Os investigadores norte-americanos responsáveis pelo estudo verificaram que a oxitocina tem uma função até agora desconhecida: estimula células estaminais derivadas da camada exterior do coração, o epicárdio, a migrarem para a camada média do órgão, o miocárdio, onde se desenvolvem em cardiomiócitos, fibras musculares. Esta descoberta revolucionária pode ser usada para, no futuro, promover a regeneração do coração após problemas cardíacos como um ataque cardíaco ou um enfarte do miocárdio.
O estudo usou culturas de células cardíacas humanas e testes feitos em peixes-zebra. “Aqui mostramos que a oxitocina, conhecida como a hormona do amor, é capaz de ativar os mecanismos de reparação do coração em peixes-zebra e em culturas de células humanas, abrindo possibilidade a novas terapias de regeneração cardíaca em humanos”, escrevem os investigadores.
Após um ataque cardíaco, as fibras musculares do coração, os cardiomiócitos, morrem em grande quantidade e não têm hipótese de se voltar a gerar, mas estudos anteriores demonstraram que um grupo de células do epicárdio pode ‘reprogramar-se’ para funcionar como células estaminais, chamadas Células Progenitoras derivadas do Epicárdio (EpiPCs), que conseguem regenerar não só cardiomiócitos, como também outros tipos de células que constituem o coração.
“As EpiPCs são como os trabalhadores que repararam as catedrais devastadas na Europa na Idade Média”, explica Aitor Aguirre, um dos responsáveis pelo estudo, ao Eurekalert.
Os cientistas usaram peixes-zebra, conhecidos pela sua capacidade regenerativa extraordinária, para verificar que, quando sujeito a lesão cardíaca, a expressão de mRNA da oxitocina aumentava 20 vezes no cérebro, mostrando que depois a hormona viajava até ao epicárdio, onde se prende a um recetor da hormona, que por sua vez desencadia as células cardíacas a expandir e tornarem-se EpiPCs.

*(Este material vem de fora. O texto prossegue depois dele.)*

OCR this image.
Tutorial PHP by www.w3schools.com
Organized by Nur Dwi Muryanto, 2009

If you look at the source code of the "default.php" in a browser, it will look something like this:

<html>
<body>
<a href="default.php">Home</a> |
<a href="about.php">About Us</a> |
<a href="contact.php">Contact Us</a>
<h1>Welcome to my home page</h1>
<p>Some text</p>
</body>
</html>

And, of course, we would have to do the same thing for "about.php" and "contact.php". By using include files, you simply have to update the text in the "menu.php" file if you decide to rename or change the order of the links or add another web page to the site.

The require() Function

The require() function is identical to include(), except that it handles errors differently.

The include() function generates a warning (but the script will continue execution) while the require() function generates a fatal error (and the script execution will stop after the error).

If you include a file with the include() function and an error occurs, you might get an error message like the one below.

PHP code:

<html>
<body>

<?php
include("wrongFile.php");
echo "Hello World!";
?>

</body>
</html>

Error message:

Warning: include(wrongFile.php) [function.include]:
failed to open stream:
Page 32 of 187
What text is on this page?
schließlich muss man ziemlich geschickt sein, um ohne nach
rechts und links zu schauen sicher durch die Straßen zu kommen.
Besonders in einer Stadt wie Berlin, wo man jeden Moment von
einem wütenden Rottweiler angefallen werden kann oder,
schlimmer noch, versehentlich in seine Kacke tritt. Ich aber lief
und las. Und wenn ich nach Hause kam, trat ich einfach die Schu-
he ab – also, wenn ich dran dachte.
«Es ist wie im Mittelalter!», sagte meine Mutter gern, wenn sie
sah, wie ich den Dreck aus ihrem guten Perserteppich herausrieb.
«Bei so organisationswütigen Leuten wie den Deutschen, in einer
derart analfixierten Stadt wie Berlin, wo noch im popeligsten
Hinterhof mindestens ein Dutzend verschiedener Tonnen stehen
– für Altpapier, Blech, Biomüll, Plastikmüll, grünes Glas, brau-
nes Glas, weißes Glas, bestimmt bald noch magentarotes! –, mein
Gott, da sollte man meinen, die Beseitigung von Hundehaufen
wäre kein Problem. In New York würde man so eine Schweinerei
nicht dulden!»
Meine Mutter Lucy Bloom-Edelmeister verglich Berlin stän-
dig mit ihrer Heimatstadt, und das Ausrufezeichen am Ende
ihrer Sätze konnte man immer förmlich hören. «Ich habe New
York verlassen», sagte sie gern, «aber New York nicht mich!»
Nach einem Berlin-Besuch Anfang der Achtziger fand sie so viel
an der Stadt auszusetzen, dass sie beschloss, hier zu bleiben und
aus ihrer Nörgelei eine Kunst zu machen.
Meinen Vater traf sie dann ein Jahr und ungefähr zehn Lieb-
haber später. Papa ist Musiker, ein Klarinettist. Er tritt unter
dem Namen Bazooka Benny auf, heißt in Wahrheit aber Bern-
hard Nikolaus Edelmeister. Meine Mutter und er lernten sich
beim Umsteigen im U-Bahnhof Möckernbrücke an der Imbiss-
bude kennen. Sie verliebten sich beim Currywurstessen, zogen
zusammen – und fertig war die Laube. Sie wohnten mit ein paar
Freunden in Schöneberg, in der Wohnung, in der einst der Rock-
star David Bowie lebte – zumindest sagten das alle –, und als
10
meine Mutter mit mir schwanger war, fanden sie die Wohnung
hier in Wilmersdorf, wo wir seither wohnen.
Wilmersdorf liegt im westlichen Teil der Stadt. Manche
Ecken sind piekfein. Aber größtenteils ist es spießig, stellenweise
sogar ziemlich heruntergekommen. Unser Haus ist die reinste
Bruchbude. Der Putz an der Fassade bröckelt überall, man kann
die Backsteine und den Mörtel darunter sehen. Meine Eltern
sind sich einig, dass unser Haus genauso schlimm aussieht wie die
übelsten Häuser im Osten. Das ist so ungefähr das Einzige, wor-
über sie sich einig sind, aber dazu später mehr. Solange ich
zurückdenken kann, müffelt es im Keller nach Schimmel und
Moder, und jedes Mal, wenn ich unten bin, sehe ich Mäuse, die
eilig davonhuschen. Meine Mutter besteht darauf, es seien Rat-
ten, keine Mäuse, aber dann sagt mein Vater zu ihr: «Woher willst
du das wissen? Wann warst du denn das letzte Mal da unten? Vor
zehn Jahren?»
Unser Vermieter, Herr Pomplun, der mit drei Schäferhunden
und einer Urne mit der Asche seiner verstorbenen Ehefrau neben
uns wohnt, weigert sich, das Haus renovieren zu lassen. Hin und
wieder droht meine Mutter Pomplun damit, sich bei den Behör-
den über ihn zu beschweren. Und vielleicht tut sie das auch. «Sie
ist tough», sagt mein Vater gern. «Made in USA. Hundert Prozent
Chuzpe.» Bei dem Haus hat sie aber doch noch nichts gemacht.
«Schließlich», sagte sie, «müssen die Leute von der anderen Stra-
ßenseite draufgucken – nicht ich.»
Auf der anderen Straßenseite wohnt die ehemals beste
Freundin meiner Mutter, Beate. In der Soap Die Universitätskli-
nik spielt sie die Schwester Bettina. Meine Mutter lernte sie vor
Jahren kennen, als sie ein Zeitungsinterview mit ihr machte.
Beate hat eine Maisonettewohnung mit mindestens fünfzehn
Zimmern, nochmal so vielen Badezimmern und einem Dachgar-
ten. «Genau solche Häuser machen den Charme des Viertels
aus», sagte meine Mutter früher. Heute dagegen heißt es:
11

Estas células migravam depois para o miocárdio, onde de desenvolvem em cardiomiócitos, vasos sanguíneos e outras células importantes, que haviam sido perdidas com a lesão.
Nos estudos em células humanas, verificou-se que das 14 hormonas testadas, apenas a ocitocina as estimulava para se tornarem EpiPCs, a uma velocidade duas vezes superior ao normal. Da mesma forma, sem um recetor de oxitocina, deixa de haver regeneração das EpiPCs humanas na cultura verificada.
“Mesmo que seja uma regeneração parcial, os benefícios para os pacientes podem ser enormes. A seguir, precisamos de olhar para os efeitos da oxitocina em humanos após lesão cardíaca, A oxitocina tem pouco tempo de vida na circulação, pelo que os efeitos podem ser mitigados por isso. Medicamentos desenhados especificamente para terem um tempo médio de vida no organismo mais longo, ou maior potência, podem se essenciais nestes casos. São necessários, agora, estudos em animais e ensaios clínicos em humanos para seguirmos em frente”, terminam os autores da investigação.